Le double oui n'est en soi pas une surprise. C'est son ampleur chiffrée (68%) et son unanimité territoriale qui interpellent. Les Suisses ont-ils peur, comme un demandeur d'asile l'a laissé entendre hier soir à la télévision romande? Le sentiment grandissant d'insécurité a certainement joué un rôle dans ce vote. Il ne faut pas s'en cacher. Mais la vraie raison du plébiscite est à chercher dans le ras-le-bol que la population manifeste de plus en plus clairement à l'égard des «profiteurs».
Les Suisses en ont marre des abus en matière d'immigration. Ils ont voté la conscience d'autant plus tranquille que le Conseil fédéral et une large majorité du Parlement cautionnaient cette approche. Face à certains amalgames hâtifs, les arguments humanitaires n'ont pas pesé lourd. C'est regrettable, car les nouvelles lois, si elles sont appliquées sans discernement, peuvent conduire aux pires bavures et à de terribles injustices. Les opposants aux deux lois, Ruth Dreifuss en tête, ont promis qu'ils allaient rester vigilants. C'est indispensable.

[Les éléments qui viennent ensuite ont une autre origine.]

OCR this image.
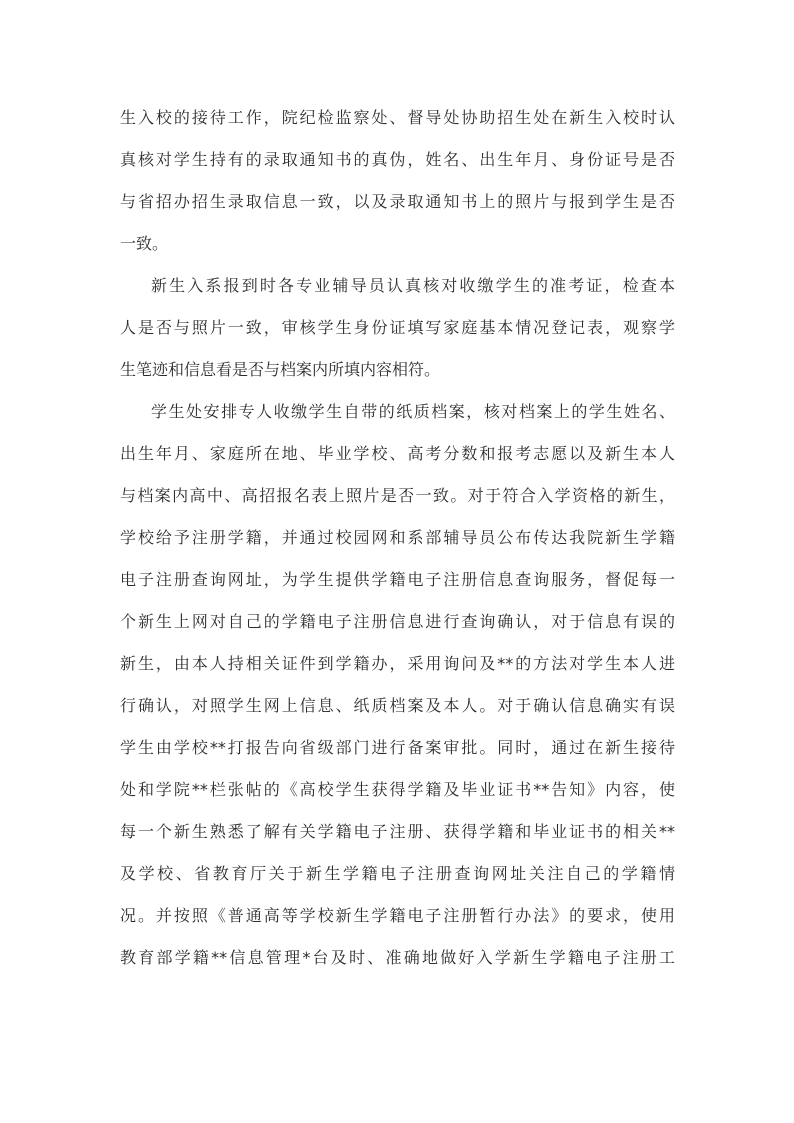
生入校的接待工作，院纪检监察处、督导处协助招生处在新生入校时认
真核对学生持有的录取通知书的真伪，姓名、出生年月、身份证号是否
与省招办招生录取信息一致，以及录取通知书上的照片与报到学生是否
一致。
新生入系报到时各专业辅导员认真核对收缴学生的准考证，检查本
人是否与照片一致，审核学生身份证填写家庭基本情况登记表，观察学
生笔迹和信息看是否与档案内所填内容相符。
学生处安排专人收缴学生自带的纸质档案，核对档案上的学生姓名、
出生年月、家庭所在地、毕业学校、高考分数和报考志愿以及新生本人
与档案内高中、高招报名表上照片是否一致。对于符合入学资格的新生，
学校给予注册学籍，并通过校园网和系部辅导员公布传达我院新生学籍
电子注册查询网址，为学生提供学籍电子注册信息查询服务，督促每一
个新生上网对自己的学籍电子注册信息进行查询确认，对于信息有误的
新生，由本人持相关证件到学籍办，采用询问及**的方法对学生本人进
行确认，对照学生网上信息、纸质档案及本人。对于确认信息确实有误
学生由学校**打报告向省级部门进行备案审批。同时，通过在新生接待
处和学院**栏张帖的《高校学生获得学籍及毕业证书**告知》内容，使
每一个新生熟悉了解有关学籍电子注册、获得学籍和毕业证书的相关**
及学校、省教育厅关于新生学籍电子注册查询网址关注自己的学籍情
况。并按照《普通高等学校新生学籍电子注册暂行办法》的要求，使用
教育部学籍**信息管理*台及时、准确地做好入学新生学籍电子注册工
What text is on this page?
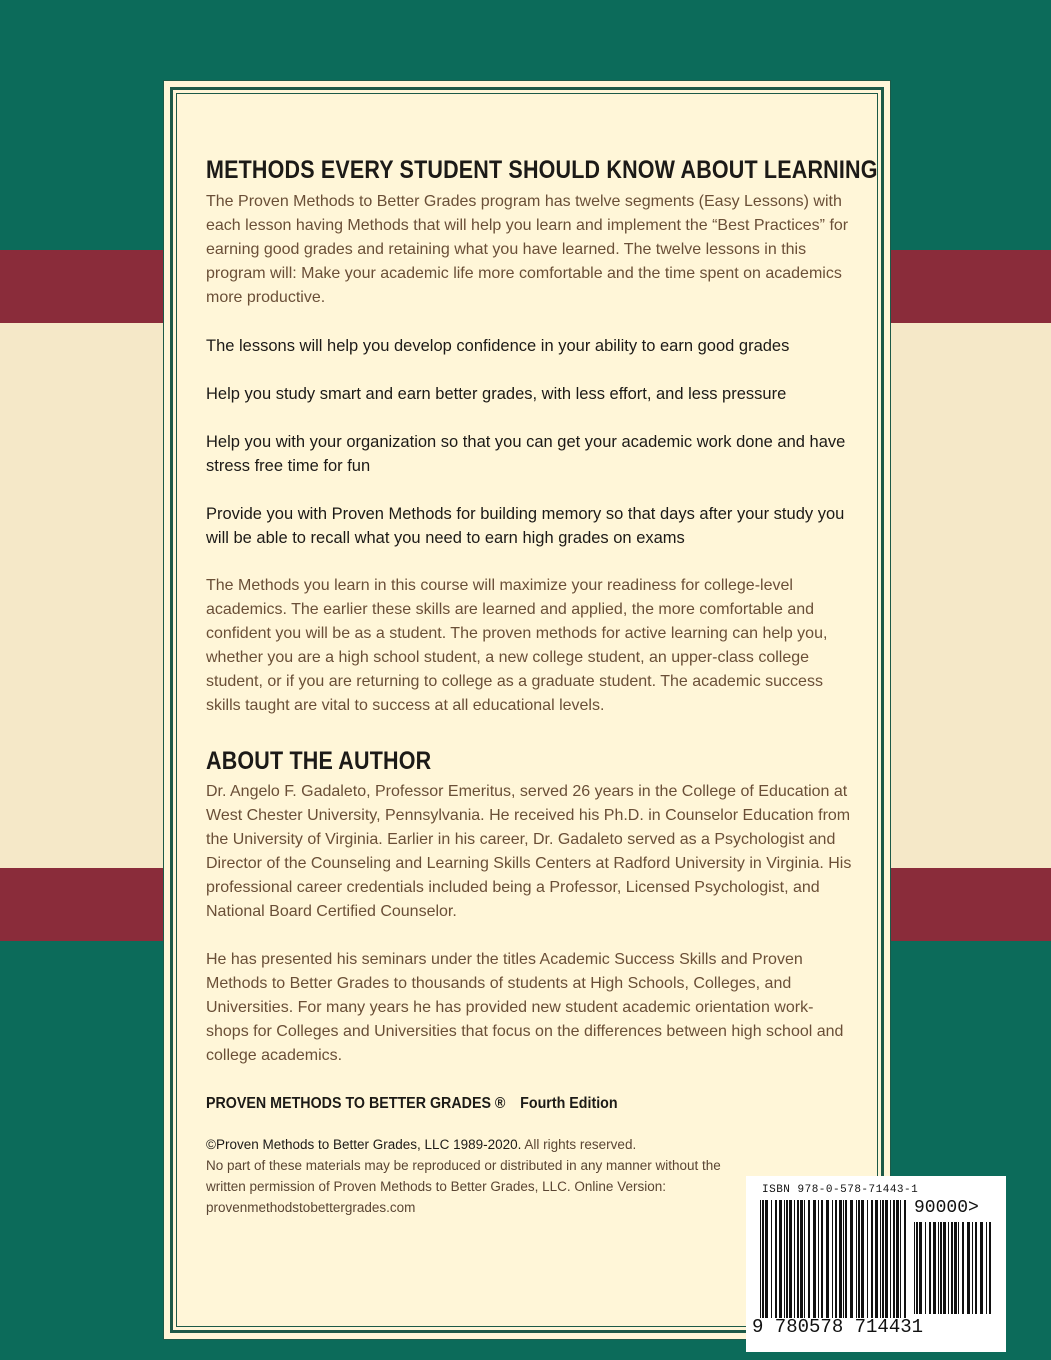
METHODS EVERY STUDENT SHOULD KNOW ABOUT LEARNING

The Proven Methods to Better Grades program has twelve segments (Easy Lessons) with each lesson having Methods that will help you learn and implement the “Best Practices” for earning good grades and retaining what you have learned. The twelve lessons in this program will: Make your academic life more comfortable and the time spent on academics more productive.

The lessons will help you develop confidence in your ability to earn good grades

Help you study smart and earn better grades, with less effort, and less pressure

Help you with your organization so that you can get your academic work done and have stress free time for fun

Provide you with Proven Methods for building memory so that days after your study you will be able to recall what you need to earn high grades on exams

The Methods you learn in this course will maximize your readiness for college-level academics. The earlier these skills are learned and applied, the more comfortable and confident you will be as a student. The proven methods for active learning can help you, whether you are a high school student, a new college student, an upper-class college student, or if you are returning to college as a graduate student. The academic success skills taught are vital to success at all educational levels.

ABOUT THE AUTHOR

Dr. Angelo F. Gadaleto, Professor Emeritus, served 26 years in the College of Education at West Chester University, Pennsylvania. He received his Ph.D. in Counselor Education from the University of Virginia. Earlier in his career, Dr. Gadaleto served as a Psychologist and Director of the Counseling and Learning Skills Centers at Radford University in Virginia. His professional career credentials included being a Professor, Licensed Psychologist, and National Board Certified Counselor.

He has presented his seminars under the titles Academic Success Skills and Proven Methods to Better Grades to thousands of students at High Schools, Colleges, and Universities. For many years he has provided new student academic orientation work-shops for Colleges and Universities that focus on the differences between high school and college academics.

PROVEN METHODS TO BETTER GRADES ® Fourth Edition
©Proven Methods to Better Grades, LLC 1989-2020. All rights reserved.
No part of these materials may be reproduced or distributed in any manner without the written permission of Proven Methods to Better Grades, LLC. Online Version: provenmethodstobettergrades.com
ISBN 978-0-578-71443-1
90000>
9 780578 714431
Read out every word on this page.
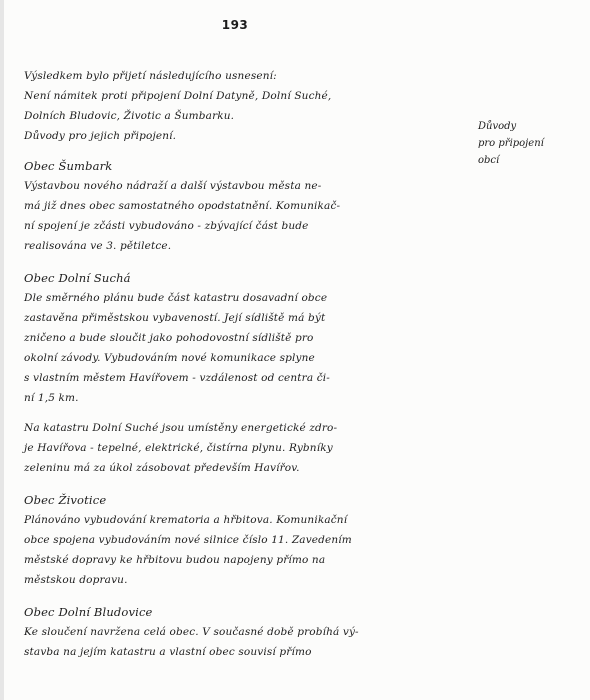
193
Výsledkem bylo přijetí následujícího usnesení:
Není námitek proti připojení Dolní Datyně, Dolní Suché,
Dolních Bludovic, Životic a Šumbarku.
Důvody pro jejich připojení.
Obec Šumbark
Výstavbou nového nádraží a další výstavbou města ne-
má již dnes obec samostatného opodstatnění. Komunikač-
ní spojení je zčásti vybudováno - zbývající část bude
realisována ve 3. pětiletce.
Obec Dolní Suchá
Dle směrného plánu bude část katastru dosavadní obce
zastavěna přiměstskou vybaveností. Její sídliště má být
zničeno a bude sloučit jako pohodovostní sídliště pro
okolní závody. Vybudováním nové komunikace splyne
s vlastním městem Havířovem - vzdálenost od centra či-
ní 1,5 km.
Na katastru Dolní Suché jsou umístěny energetické zdro-
je Havířova - tepelné, elektrické, čistírna plynu. Rybníky
zeleninu má za úkol zásobovat především Havířov.
Obec Životice
Plánováno vybudování krematoria a hřbitova. Komunikační
obce spojena vybudováním nové silnice číslo 11. Zavedením
městské dopravy ke hřbitovu budou napojeny přímo na
městskou dopravu.
Obec Dolní Bludovice
Ke sloučení navržena celá obec. V současné době probíhá vý-
stavba na jejím katastru a vlastní obec souvisí přímo
Důvody
pro připojení
obcí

Reste que le signal donné par le souverain est tout sauf anodin. Il s'agit d'en tenir compte, sans quoi de nouveaux durcissements de la législation sont à craindre. Alors, tant mieux si les textes adoptés hier permettent de lutter efficacement contre les abus. Cela contribuera à calmer les sentiments xénophobes. Mais il ne faut pas se leurrer. Sans une multiplication des accords de réadmission pour les requérants déboutés, sans une aide substantielle au retour, sans une politique du développement digne de ce nom, les problèmes de fond posés par les flux migratoires ne pourront jamais être réglés. L'ignorer, c'est se fourvoyer!